Major prion protein (UniProt: P04925; also known as PrP, PrP27-30, PrP33-35C, CD230) is encoded by the Prnp (also known as Prn-p, Prp) gene (Gene ID: 19122) in murine species. PrP is highly expressed in the brain, lung, kidney and heart and low levels of expression are reported in the liver and spleen. It is found in high quantity in the brain of humans and animals infected with degenerative neurological diseases such as Kuru, Creutzfeldt-Jakob disease (CJD), Gerstmann-Straussler syndrome (GSS), scrapie, bovine spongiform encephalopathy (BSE), and transmissible mink encephalopathy (TME). In normal brain it may play a role in neuronal development and synaptic plasticity and may be required for neuronal myelin sheath maintenance and myelin homeostasis through acting as an agonist for ADGRG6 receptor. PrP can exist in either PrPc (c = cellular) or PrPsc (sc = Scrapie) form. PrPc is a glycoprotein normally found inserted in the plasma membrane by a glycosyl phosphatidylinositol (GPI) anchor and can be easily digested by proteases. It is composed mainly of alpha-helices. The PrPsc has more of a beta-sheet type structure and is highly resistant to the action of proteases. The prion proteins possess two N-linked glycosylation sites and may contain over 50 different sugars. The large size of the N-linked sugars enables them to shield two orthogonal faces of the protein almost completely and protect large regions of the protein surface from proteases.
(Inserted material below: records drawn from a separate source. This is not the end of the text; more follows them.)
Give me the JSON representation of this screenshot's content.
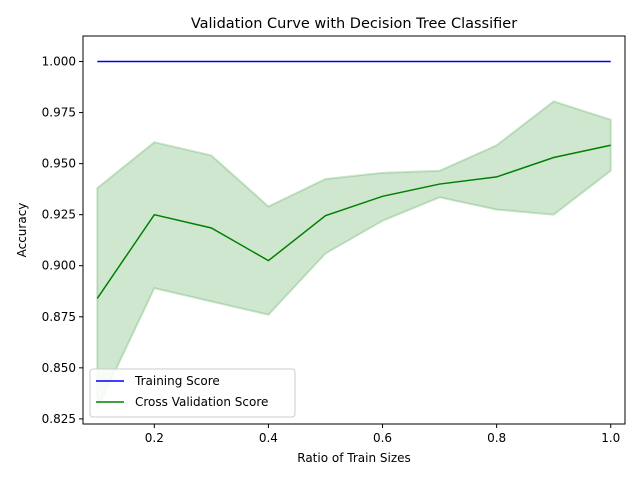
{
  "chart_data": {
    "type": "line",
    "title": "Validation Curve with Decision Tree Classifier",
    "xlabel": "Ratio of Train Sizes",
    "ylabel": "Accuracy",
    "xlim": [
      0.075,
      1.025
    ],
    "ylim": [
      0.8225,
      1.0125
    ],
    "xticks": [
      0.2,
      0.4,
      0.6,
      0.8,
      1.0
    ],
    "xtick_labels": [
      "0.2",
      "0.4",
      "0.6",
      "0.8",
      "1.0"
    ],
    "yticks": [
      0.825,
      0.85,
      0.875,
      0.9,
      0.925,
      0.95,
      0.975,
      1.0
    ],
    "ytick_labels": [
      "0.825",
      "0.850",
      "0.875",
      "0.900",
      "0.925",
      "0.950",
      "0.975",
      "1.000"
    ],
    "x": [
      0.1,
      0.2,
      0.3,
      0.4,
      0.5,
      0.6,
      0.7,
      0.8,
      0.9,
      1.0
    ],
    "series": [
      {
        "name": "Training Score",
        "color": "#0000ff",
        "values": [
          1.0,
          1.0,
          1.0,
          1.0,
          1.0,
          1.0,
          1.0,
          1.0,
          1.0,
          1.0
        ]
      },
      {
        "name": "Cross Validation Score",
        "color": "#008000",
        "values": [
          0.884,
          0.925,
          0.9185,
          0.9025,
          0.9245,
          0.934,
          0.94,
          0.9435,
          0.953,
          0.959
        ],
        "band_lower": [
          0.83,
          0.889,
          0.8825,
          0.876,
          0.906,
          0.922,
          0.9335,
          0.9275,
          0.925,
          0.9465
        ],
        "band_upper": [
          0.938,
          0.9605,
          0.954,
          0.929,
          0.9425,
          0.9455,
          0.9465,
          0.959,
          0.9805,
          0.9715
        ],
        "band_color": "#008000"
      }
    ],
    "grid": false,
    "legend_position": "lower-left"
  }
}
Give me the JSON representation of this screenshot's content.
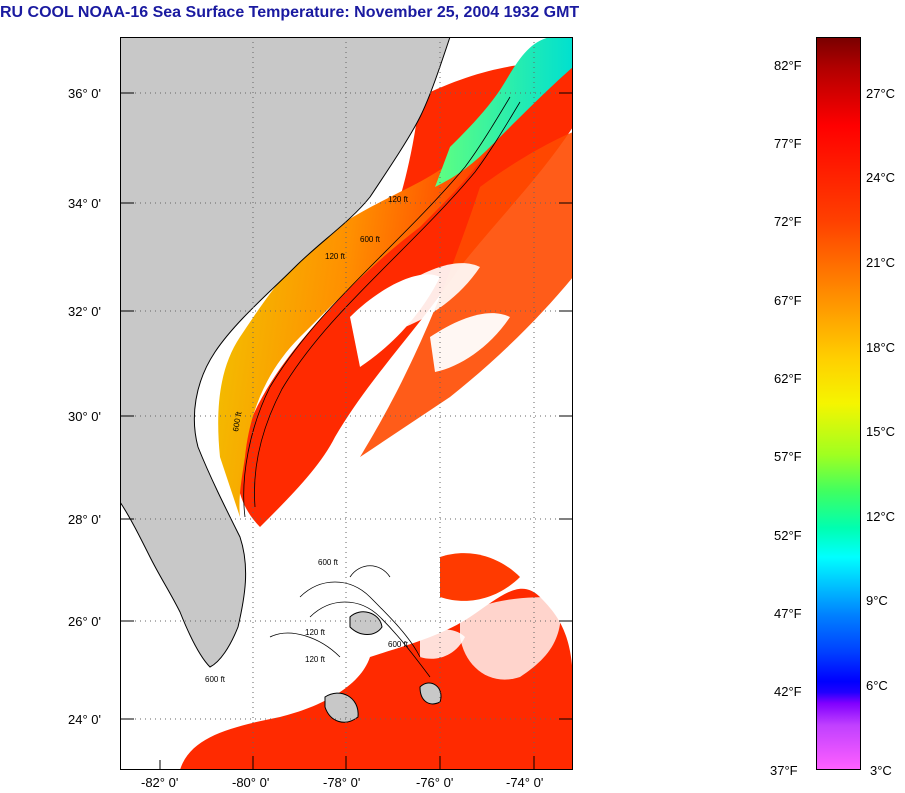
{
  "title": "RU COOL  NOAA-16  Sea Surface Temperature:  November 25, 2004 1932 GMT",
  "map": {
    "lat_labels": [
      "36° 0'",
      "34° 0'",
      "32° 0'",
      "30° 0'",
      "28° 0'",
      "26° 0'",
      "24° 0'"
    ],
    "lon_labels": [
      "-82° 0'",
      "-80° 0'",
      "-78° 0'",
      "-76° 0'",
      "-74° 0'"
    ],
    "contour_labels": [
      "120 ft",
      "600 ft",
      "120 ft",
      "600 ft",
      "600 ft",
      "120 ft",
      "600 ft",
      "120 ft",
      "600 ft"
    ],
    "colors": {
      "land": "#c8c8c8",
      "ocean_cloud": "#ffffff",
      "warm": "#ff2000",
      "coastal_cool": "#20e0e0"
    }
  },
  "colorbar": {
    "fahrenheit": [
      "82°F",
      "77°F",
      "72°F",
      "67°F",
      "62°F",
      "57°F",
      "52°F",
      "47°F",
      "42°F",
      "37°F"
    ],
    "celsius": [
      "27°C",
      "24°C",
      "21°C",
      "18°C",
      "15°C",
      "12°C",
      "9°C",
      "6°C",
      "3°C"
    ]
  }
}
The PrPsc is shown to contain the same set of glycans as PrPc, but has a higher proportion of tri- and tetra-antennary sugars. Multiplication of prion proteins appears to be slower in vivo than in vitro. It is shown that following proteinase K treatment, PrPc is completely digested, whereas PrPsc is only shortened to a 27-30 kDa fragment. (Ref.: Meisl, G., et al. (2021). Nat. Struct. Mol. Biol. 28(4); 365-372).